CAMBODGIENS, LAOTIENS, VIETNAMIENS DE FRANCE
Regard sur leur intégration

L'Harmattan 5-7, rue de l'École-Polytechnique 75005 Paris FRANCE

L'Harmattan Hongrie Hargita u. 3 1026 Budapest HONGRIE

L'Harmattan Italia Via Bava, 37 10214 Torino ITALIE

Du même auteur:

De l'Enfer à la Liberté: Cambodge - Laos - Vietnam Editions: L'Harmattan, Paris, 2000 Franche-Comté, terre d'accueil: Cambodgiens - Laotiens - Hmong - Vietnamiens Editions: L'Harmattan, Paris, 2000

PREAMBULE

Cette étude est le résultat de vingt-huit années de présence en milieu asiatique et plus particulièrement auprès des réfugiés cambodgiens, laotiens et vietnamiens. J'ai suivi de près lors de mes nombreux voyages humanitaires, cette population désemparée, dans les camps de Thaïlande et d'Indonésie jusqu'à leur fermeture. Ici, je me suis efforcé de les accompagner sur le plan administratif et moral jusqu'à aujourd'hui pour les plus démunis. Cette expérience a été très riche pour moi et pour beaucoup d'amis français, car tout ce que j'ai pu réaliser, je le dois au soutien de la communauté française en général et de L'AFCAR en particulier. Tout cela je l'ai écrit dans deux livres. Le premier, "De l'enfer à la liberté", relate ce que les réfugiés ont vécu dans leur pays d'origine depuis 1975 jusqu'à leur départ pour la France. Ce livre nous fait découvrir l'enfer de ces familles, de 1975 à 1992, date des dernières arrivées officielles. Chacun a vécu différemment ces périodes selon qu'il était Cambodgien, Laotien ou Vietnamien, car l'application du régime communiste a varié selon les gouvernements de ces pays. Mais pour tous, ce fut terrible. Dans un deuxième livre, "Franche-Comté, terre d'accueil", j'ai relaté historiquement la manière si généreuse de l'accueil fait à ces malheureux par la population française, qui fut extraordinaire. Je souligne bien, la population car, sur le plan gouvernemental, c'était un devoir de justice, puisque nous avons été les anciens colonisateurs ou protecteurs de ces pays pendant une centaine d'années. Les récits de cette mobilisation des cœurs sont édifiants.

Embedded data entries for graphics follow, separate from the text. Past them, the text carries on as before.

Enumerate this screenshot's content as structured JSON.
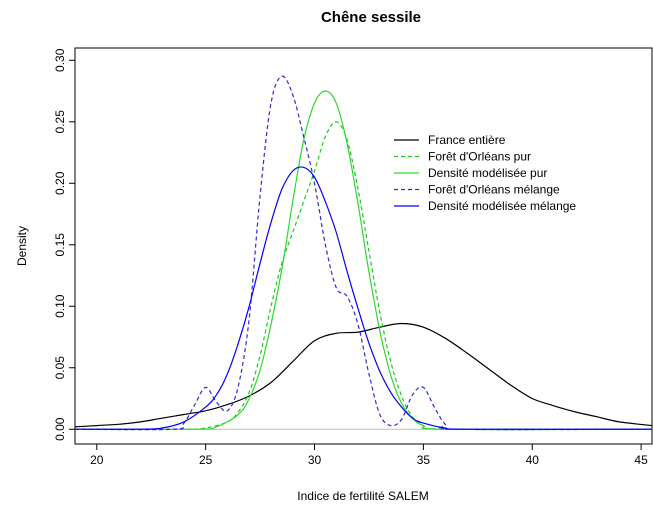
{
  "chart_data": {
    "type": "line",
    "title": "Chêne sessile",
    "xlabel": "Indice de fertilité SALEM",
    "ylabel": "Density",
    "xlim": [
      19,
      45.5
    ],
    "ylim": [
      0,
      0.31
    ],
    "x_ticks": [
      20,
      25,
      30,
      35,
      40,
      45
    ],
    "y_ticks": [
      0.0,
      0.05,
      0.1,
      0.15,
      0.2,
      0.25,
      0.3
    ],
    "x_tick_labels": [
      "20",
      "25",
      "30",
      "35",
      "40",
      "45"
    ],
    "y_tick_labels": [
      "0.00",
      "0.05",
      "0.10",
      "0.15",
      "0.20",
      "0.25",
      "0.30"
    ],
    "grid": false,
    "baseline": {
      "y": 0,
      "color": "#bebebe"
    },
    "legend_position": "top-right",
    "series": [
      {
        "name": "France entière",
        "color": "#000000",
        "dashed": false,
        "x": [
          19,
          20,
          21,
          22,
          23,
          24,
          25,
          26,
          27,
          28,
          29,
          30,
          31,
          32,
          33,
          34,
          35,
          36,
          37,
          38,
          39,
          40,
          41,
          42,
          43,
          44,
          45.5
        ],
        "y": [
          0.002,
          0.003,
          0.004,
          0.006,
          0.009,
          0.012,
          0.015,
          0.02,
          0.027,
          0.038,
          0.055,
          0.072,
          0.078,
          0.079,
          0.083,
          0.086,
          0.083,
          0.074,
          0.062,
          0.049,
          0.036,
          0.025,
          0.019,
          0.014,
          0.01,
          0.006,
          0.003
        ]
      },
      {
        "name": "Forêt d'Orléans pur",
        "color": "#1fc81f",
        "dashed": true,
        "x": [
          19,
          24,
          25,
          26,
          26.5,
          27,
          27.5,
          28,
          28.5,
          29,
          29.5,
          30,
          30.5,
          31,
          31.5,
          32,
          32.5,
          33,
          33.5,
          34,
          34.5,
          35,
          36,
          45.5
        ],
        "y": [
          0,
          0,
          0.001,
          0.006,
          0.014,
          0.03,
          0.06,
          0.1,
          0.135,
          0.16,
          0.185,
          0.21,
          0.238,
          0.25,
          0.235,
          0.195,
          0.145,
          0.095,
          0.055,
          0.027,
          0.01,
          0.003,
          0.0,
          0
        ]
      },
      {
        "name": "Densité modélisée pur",
        "color": "#2adb2a",
        "dashed": false,
        "x": [
          19,
          24.5,
          25.5,
          26.5,
          27,
          27.5,
          28,
          28.5,
          29,
          29.5,
          30,
          30.5,
          31,
          31.5,
          32,
          32.5,
          33,
          33.5,
          34,
          34.5,
          35,
          36,
          45.5
        ],
        "y": [
          0,
          0,
          0.002,
          0.012,
          0.025,
          0.048,
          0.085,
          0.13,
          0.185,
          0.235,
          0.265,
          0.275,
          0.265,
          0.232,
          0.183,
          0.128,
          0.08,
          0.044,
          0.021,
          0.009,
          0.003,
          0.0,
          0
        ]
      },
      {
        "name": "Forêt d'Orléans mélange",
        "color": "#2b2bd8",
        "dashed": true,
        "x": [
          19,
          23.5,
          24,
          24.5,
          25,
          25.5,
          26,
          26.5,
          27,
          27.5,
          28,
          28.5,
          29,
          29.5,
          30,
          30.5,
          31,
          31.5,
          32,
          32.5,
          33,
          33.5,
          34,
          34.5,
          35,
          35.5,
          36,
          36.5,
          45.5
        ],
        "y": [
          0,
          0,
          0.005,
          0.02,
          0.034,
          0.022,
          0.015,
          0.035,
          0.09,
          0.19,
          0.265,
          0.287,
          0.272,
          0.238,
          0.2,
          0.15,
          0.115,
          0.108,
          0.085,
          0.045,
          0.012,
          0.003,
          0.008,
          0.028,
          0.034,
          0.018,
          0.004,
          0.0,
          0
        ]
      },
      {
        "name": "Densité modélisée mélange",
        "color": "#0000ff",
        "dashed": false,
        "x": [
          19,
          22,
          23,
          24,
          25,
          25.5,
          26,
          26.5,
          27,
          27.5,
          28,
          28.5,
          29,
          29.5,
          30,
          30.5,
          31,
          31.5,
          32,
          32.5,
          33,
          33.5,
          34,
          34.5,
          35,
          36,
          37,
          45.5
        ],
        "y": [
          0,
          0,
          0.001,
          0.006,
          0.018,
          0.028,
          0.045,
          0.07,
          0.1,
          0.135,
          0.168,
          0.195,
          0.21,
          0.213,
          0.205,
          0.185,
          0.16,
          0.128,
          0.098,
          0.07,
          0.047,
          0.03,
          0.018,
          0.009,
          0.005,
          0.001,
          0,
          0
        ]
      }
    ]
  }
}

Vingt-cinq années ont passé. II était utile de faire le point sur le résultat de cette présence asiatique parmi nous. Y-a-t-il eu intégration? Si "oui", comment? Que sont-ils devenus? Où en sont-ils? Combien sont-ils? Toutes ces questions, je me les suis posées et j'ai essayé d'y répondre lors d'une conférence à la Société d'Emulation du Doubs à Besançon. Ce document n'est pas scientifique, mais c'est un témoignage, une orientation. Je crois pouvoir dire que ce qui est décrit pour une petite région est valable pour la France entière. Comme il s'agit d'une tranche de vie, celle-ci évolue chaque jour. C'est pourquoi je ne prétends pas être exhaustif! C'est une page de l'histoire de l'immigration récente en France.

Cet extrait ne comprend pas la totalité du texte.